Abstract - an abbreviated accurate representation of a work, usually without added interpretation or criticism, accompanied by a bibliographic reference to the original work when appearing separately from it. (ALA)
Annotation - a note added by way of comment or explanation; an informational and descriptive note, especially about a book. (Web3)
Boolean - referring to logical or algebraic operations, formulated by George Boole, involving variables with two values, such as Value 1 ANDValue 2; Value 1 OR Value 2; Value 1 NOT Value 2. (ALA)
Citation - a note referring to a work from which a passage is quoted or to some source as authority for a statement or proposition. This should include such things as the author's name, title of book or article, name of journal in which article was published (if applicable), place of publication, publisher, date of publication, pagination (if applicable). (ALA)
Commercial (subscription) databases - collections of information or articles, sharing a common characteristic such as subject discipline or type, which are produced for profit and made available through purchase or subscription. Such collections are usually generated under the auspices of some sort of editorial board and generally contain reliable/authoritative information.
Periodical - a publication with a distinctive title which appears in successive numbers or parts at stated or regular intervals and which is intended to continue indefinitely. Usually each issue contains articles by several contributors. (C&C)
Plagiarism - the act of stealing or passing off as one' own the ideas or words of another; to present as new and original an idea or product derived from an existing source. (Web9)
Primary source - an original record or contemporary document that contains material written or created at the time an event occurred. Examples include autobiographies, diaries, letters, newspaper accounts, etc.

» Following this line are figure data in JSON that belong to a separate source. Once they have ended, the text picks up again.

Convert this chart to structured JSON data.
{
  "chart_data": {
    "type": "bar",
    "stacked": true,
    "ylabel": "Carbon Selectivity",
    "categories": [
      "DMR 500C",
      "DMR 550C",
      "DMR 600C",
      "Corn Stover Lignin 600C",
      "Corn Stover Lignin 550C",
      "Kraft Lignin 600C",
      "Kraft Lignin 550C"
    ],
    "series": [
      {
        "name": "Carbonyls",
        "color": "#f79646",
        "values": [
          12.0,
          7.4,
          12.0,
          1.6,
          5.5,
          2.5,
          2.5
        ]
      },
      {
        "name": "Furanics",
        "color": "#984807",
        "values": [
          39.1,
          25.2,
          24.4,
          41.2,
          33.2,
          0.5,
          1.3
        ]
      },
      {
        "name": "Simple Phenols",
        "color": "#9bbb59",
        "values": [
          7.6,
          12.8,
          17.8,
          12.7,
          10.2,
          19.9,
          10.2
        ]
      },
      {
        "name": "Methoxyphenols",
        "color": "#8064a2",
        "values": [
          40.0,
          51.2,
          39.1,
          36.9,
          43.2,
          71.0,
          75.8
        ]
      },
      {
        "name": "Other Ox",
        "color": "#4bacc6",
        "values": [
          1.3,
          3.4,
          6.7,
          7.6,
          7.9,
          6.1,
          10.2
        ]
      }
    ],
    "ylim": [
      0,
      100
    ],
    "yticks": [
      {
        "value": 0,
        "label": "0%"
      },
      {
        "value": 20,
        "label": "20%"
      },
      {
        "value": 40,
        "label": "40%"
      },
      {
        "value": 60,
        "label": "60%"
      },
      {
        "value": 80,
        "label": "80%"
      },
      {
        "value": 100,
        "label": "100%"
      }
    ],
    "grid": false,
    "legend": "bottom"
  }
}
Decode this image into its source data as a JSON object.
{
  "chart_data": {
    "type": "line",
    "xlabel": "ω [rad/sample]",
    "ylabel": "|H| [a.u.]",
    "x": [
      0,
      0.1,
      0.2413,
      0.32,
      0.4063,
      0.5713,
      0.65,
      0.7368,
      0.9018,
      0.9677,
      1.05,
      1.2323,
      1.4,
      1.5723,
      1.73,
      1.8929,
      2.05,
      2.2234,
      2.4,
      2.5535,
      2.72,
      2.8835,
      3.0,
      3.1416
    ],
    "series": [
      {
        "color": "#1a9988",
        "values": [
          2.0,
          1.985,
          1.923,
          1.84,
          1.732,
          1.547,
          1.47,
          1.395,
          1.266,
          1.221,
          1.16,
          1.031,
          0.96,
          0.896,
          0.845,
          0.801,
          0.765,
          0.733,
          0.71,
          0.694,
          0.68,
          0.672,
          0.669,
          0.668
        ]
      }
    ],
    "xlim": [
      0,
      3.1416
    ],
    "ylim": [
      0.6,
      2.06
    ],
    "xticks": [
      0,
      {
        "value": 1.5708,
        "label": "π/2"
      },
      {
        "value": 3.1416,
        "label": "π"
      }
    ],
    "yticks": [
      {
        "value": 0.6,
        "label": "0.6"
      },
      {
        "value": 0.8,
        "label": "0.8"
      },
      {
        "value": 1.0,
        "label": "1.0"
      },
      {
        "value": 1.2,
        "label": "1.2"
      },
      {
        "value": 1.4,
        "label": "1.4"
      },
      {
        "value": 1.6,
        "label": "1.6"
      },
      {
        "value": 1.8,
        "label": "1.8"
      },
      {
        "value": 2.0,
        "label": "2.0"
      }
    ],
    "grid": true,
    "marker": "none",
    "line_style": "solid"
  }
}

Secondary source - material created from the examination and interpretation of primary sources. (ALA) Examples include academic articles, books and book chapters, essays, commentaries, prefaces or forwards
Tertiary source - a compilation of primary and secondary source material, or of information about that material; e.g. a library catalog, a textbook, an encyclopedia, an annotated bibliography
Reserves (course reserves) - materials (print or electronic) set aside by a professor/instructor for a specific academic course and given a limited check-out period (usually anywhere from 2 hours to 3 days) so that all the members of the class may have access to them. Print reserves are often shelved behind the Circulation Desk of academic libraries. You can search the Butler course reserves at this site. Be sure you know your professor's name and/or your course number to see if anything is reserved for your class.
Subject heading - a word or phrase which captures the most essential theme(s) of a resource. In an online catalog or database, subject headings are often linked so that you can find resources that all share the same thematic element.
Truncation - to shorten a word by dropping off one or more letters (usually after the root of the word) in an effort to search multiple forms of a word simultaneously.
Uniform resource locator (URL) - the means of locating an Internet page. In the early days of the Internet, URLs were static and described a filepath. Today, URLs are dynamic and change often, so special URLs known as Persistent Uniform Resource Locators (PURLs) or permalinks are what you will commonly find in citations of online resources, particularly materials from databases and journals.
Key to symbols for sources:
ALA = The ALA Glossary of Library and Information Science, Fourth edition. Michael Levine-Clark and Toni M. Carter, eds. Chicago: ALA editions, 2013.
C&C = Wynar, Bohdan S. Introduction to Cataloging and Classification. Littleton, Colo.: Libraries Unlimited, Inc., 1976.
IEI = International Encyclopedia of Information and Library Science. John Feather and Paul Sturges, ed. London, N.Y.: Routledge, c1997.
Web3 = Webster's Thrid New International Dictionary. Philip Babcock Gove, ed. in chief. Springfield, MA: Mirriam-Webster, Inc., c1993.
Web9 = Webster's Ninth New Collegiate Dictionary. Frederick C. Mish, ed. In chief. Springfield, MA: Mirriam-Webster, Inc., c1991.